Madrid residents are told to limit their movements ‘to the maximum’

Madrid residents were told to limit their movements to ‘what is essential’ today as police checkpoints returned and the army prepared to fight the coronavirus outbreak at the epicentre of Europe’s second wave.  

Health minister Salvador Illa urged people to avoid non-essential contact across the city – not just in the poorer areas where new restrictions took effect on Monday. 

Madrid recorded nearly 12,000 new cases over the weekend and 144 people have died in the capital in the last week, a third of Spain’s total. 

Excess mortality in the city – seen by epidemiologists as the best way of comparing death statistics – reached 29 per cent in the first two weeks of September, compared to nine per cent in Spain as a whole and 63 per cent nationwide at the height of the pandemic. 

Madrid has called in the army to help it fight the outbreak while police were manning checkpoints today in the hard-hit capital – with Britain’s top health officials warning that the UK could be heading in the same direction. 

French hospitals are also coming under strain in the hotspots of Marseille and Bordeaux while Russia today saw its highest infection count for more than two months as the rebound continues across the continent.  

Checkpoint: A Spanish police officer speaks to a motorist in Fuenlabrada in the Madrid region today after 850,000 people were put back into partial lockdown 

Spain's coronavirus cases have climbed to beyond the levels seen in the spring, with the country suffering the most severe second wave in Western Europe

Spain’s coronavirus cases have climbed to beyond the levels seen in the spring, with the country suffering the most severe second wave in Western Europe 

The death toll has started to tick up again as well although it is well below the levels at the height of the pandemic

The death toll has started to tick up again as well although it is well below the levels at the height of the pandemic 

While Spain as a whole has not seen hospitals overwhelmed as they were in the spring, Madrid’s intensive care wards are starting to fill up with virus patients. 

Operating rooms in the Madrid region, which has a population of 6.6 million, are already being turned into ICUs while some surgeries have been postponed. 

Madrid has more than 400 people currently in intensive care, by far the largest share out of 1,400 ICU patients across Spain. 

Covid-19 patients are filling up 25 per cent of Madrid’s hospital beds, compared to a national rate of less than ten per cent.  

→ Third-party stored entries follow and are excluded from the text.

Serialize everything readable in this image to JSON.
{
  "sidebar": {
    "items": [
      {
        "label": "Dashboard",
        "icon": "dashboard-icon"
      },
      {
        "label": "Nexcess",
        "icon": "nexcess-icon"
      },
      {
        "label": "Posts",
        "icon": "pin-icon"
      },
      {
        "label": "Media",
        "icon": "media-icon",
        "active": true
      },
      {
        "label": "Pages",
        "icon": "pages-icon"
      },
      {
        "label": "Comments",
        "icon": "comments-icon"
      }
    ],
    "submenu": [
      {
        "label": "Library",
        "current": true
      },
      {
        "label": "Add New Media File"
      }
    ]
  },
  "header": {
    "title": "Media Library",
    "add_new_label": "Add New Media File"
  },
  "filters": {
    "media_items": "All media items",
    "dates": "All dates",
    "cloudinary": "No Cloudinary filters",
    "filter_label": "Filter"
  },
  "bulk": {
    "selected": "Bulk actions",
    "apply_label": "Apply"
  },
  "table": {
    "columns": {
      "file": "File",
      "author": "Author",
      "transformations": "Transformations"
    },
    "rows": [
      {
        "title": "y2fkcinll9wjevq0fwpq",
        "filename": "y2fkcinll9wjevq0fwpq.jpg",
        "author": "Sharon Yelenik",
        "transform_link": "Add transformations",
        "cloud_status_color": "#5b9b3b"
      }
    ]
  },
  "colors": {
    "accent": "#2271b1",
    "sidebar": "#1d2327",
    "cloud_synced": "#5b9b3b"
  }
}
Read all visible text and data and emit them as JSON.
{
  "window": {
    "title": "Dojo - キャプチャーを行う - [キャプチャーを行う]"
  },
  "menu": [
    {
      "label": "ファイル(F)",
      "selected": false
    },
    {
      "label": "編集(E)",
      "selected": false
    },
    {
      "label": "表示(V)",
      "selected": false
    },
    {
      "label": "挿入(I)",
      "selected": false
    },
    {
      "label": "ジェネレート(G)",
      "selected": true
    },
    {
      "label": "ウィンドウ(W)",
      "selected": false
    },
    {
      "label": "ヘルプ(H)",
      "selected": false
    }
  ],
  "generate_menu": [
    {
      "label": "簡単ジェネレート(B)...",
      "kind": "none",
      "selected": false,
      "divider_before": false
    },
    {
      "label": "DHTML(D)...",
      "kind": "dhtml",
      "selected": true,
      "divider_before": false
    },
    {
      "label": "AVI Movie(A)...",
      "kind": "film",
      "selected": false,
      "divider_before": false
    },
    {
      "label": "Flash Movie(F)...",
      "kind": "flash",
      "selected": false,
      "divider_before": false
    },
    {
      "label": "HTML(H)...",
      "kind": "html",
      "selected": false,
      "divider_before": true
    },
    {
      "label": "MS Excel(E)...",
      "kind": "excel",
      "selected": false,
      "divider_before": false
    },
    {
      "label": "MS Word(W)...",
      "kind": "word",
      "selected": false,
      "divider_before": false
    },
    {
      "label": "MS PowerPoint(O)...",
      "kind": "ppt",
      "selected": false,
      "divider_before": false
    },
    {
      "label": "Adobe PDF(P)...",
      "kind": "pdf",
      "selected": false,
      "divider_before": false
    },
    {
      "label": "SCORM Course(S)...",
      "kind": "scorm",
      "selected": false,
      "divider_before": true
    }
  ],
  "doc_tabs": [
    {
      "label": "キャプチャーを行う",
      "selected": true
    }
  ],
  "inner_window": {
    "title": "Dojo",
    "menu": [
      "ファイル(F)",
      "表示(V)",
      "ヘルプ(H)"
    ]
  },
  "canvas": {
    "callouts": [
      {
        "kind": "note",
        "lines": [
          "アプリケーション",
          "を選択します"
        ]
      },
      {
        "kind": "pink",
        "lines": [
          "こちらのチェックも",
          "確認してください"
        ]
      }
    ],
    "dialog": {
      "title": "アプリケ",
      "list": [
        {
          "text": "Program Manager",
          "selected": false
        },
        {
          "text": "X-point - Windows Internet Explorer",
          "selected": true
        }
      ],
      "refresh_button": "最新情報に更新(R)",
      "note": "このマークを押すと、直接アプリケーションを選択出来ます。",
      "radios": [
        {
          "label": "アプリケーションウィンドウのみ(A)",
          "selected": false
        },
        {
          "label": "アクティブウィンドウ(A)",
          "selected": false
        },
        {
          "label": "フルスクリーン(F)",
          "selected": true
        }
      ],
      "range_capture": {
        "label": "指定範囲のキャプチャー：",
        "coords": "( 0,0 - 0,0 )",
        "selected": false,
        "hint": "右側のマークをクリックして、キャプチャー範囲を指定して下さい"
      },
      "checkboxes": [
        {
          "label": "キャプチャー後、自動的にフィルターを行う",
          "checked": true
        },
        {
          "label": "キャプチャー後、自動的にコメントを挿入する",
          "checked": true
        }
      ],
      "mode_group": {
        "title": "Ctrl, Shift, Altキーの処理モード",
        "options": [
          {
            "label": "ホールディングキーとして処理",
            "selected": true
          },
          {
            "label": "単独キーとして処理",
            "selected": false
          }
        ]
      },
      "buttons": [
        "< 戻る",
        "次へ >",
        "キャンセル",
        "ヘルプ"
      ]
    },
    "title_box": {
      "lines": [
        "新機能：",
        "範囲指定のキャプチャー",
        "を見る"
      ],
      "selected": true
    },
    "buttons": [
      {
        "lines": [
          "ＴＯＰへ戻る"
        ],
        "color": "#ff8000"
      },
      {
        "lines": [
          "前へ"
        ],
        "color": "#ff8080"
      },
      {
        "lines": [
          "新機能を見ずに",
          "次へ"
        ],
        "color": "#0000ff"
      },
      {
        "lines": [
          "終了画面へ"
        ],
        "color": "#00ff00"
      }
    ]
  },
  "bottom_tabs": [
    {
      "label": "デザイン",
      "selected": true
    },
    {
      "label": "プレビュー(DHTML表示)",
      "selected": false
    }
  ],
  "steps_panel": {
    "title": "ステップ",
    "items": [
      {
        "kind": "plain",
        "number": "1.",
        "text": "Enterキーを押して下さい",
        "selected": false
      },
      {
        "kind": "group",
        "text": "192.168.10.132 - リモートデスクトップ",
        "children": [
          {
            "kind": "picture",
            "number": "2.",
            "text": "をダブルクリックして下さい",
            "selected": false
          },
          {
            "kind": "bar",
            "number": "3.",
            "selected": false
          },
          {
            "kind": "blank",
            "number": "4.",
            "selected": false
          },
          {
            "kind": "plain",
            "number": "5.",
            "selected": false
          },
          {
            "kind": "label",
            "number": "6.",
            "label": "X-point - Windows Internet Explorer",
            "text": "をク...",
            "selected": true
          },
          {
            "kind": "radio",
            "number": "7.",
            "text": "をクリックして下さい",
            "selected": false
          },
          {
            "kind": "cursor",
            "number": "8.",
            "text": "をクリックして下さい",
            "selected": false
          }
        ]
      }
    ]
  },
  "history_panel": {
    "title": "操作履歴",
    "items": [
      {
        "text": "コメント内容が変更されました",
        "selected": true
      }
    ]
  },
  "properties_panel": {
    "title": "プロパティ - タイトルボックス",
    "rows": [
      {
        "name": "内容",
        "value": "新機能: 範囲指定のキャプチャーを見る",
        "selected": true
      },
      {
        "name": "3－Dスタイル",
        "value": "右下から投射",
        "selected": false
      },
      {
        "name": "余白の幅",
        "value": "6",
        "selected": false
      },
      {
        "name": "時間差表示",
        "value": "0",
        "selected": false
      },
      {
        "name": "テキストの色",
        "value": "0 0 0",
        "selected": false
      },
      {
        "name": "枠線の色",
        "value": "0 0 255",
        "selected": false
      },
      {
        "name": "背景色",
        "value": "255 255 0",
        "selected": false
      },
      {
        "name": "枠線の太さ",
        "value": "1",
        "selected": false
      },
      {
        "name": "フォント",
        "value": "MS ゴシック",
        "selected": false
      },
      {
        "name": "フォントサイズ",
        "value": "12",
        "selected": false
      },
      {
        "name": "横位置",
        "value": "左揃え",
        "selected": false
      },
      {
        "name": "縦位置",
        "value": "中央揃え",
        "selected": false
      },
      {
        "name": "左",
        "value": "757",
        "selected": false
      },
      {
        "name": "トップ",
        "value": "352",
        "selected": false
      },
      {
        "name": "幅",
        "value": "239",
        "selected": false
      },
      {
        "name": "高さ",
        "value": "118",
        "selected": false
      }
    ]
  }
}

‘Right now it is primary care that is treating most of the mild cases but we are starting to notice the pressure in hospitals,’ said Fernando Simon, the head of Spain’s health emergency center. 

The capital is carrying out around 20,000 tests a day at one of the highest screening rates in Spain, according to official figures.  

The crisis could herald a return of the makeshift hospitals which became a symbol of the height of the pandemic in Europe.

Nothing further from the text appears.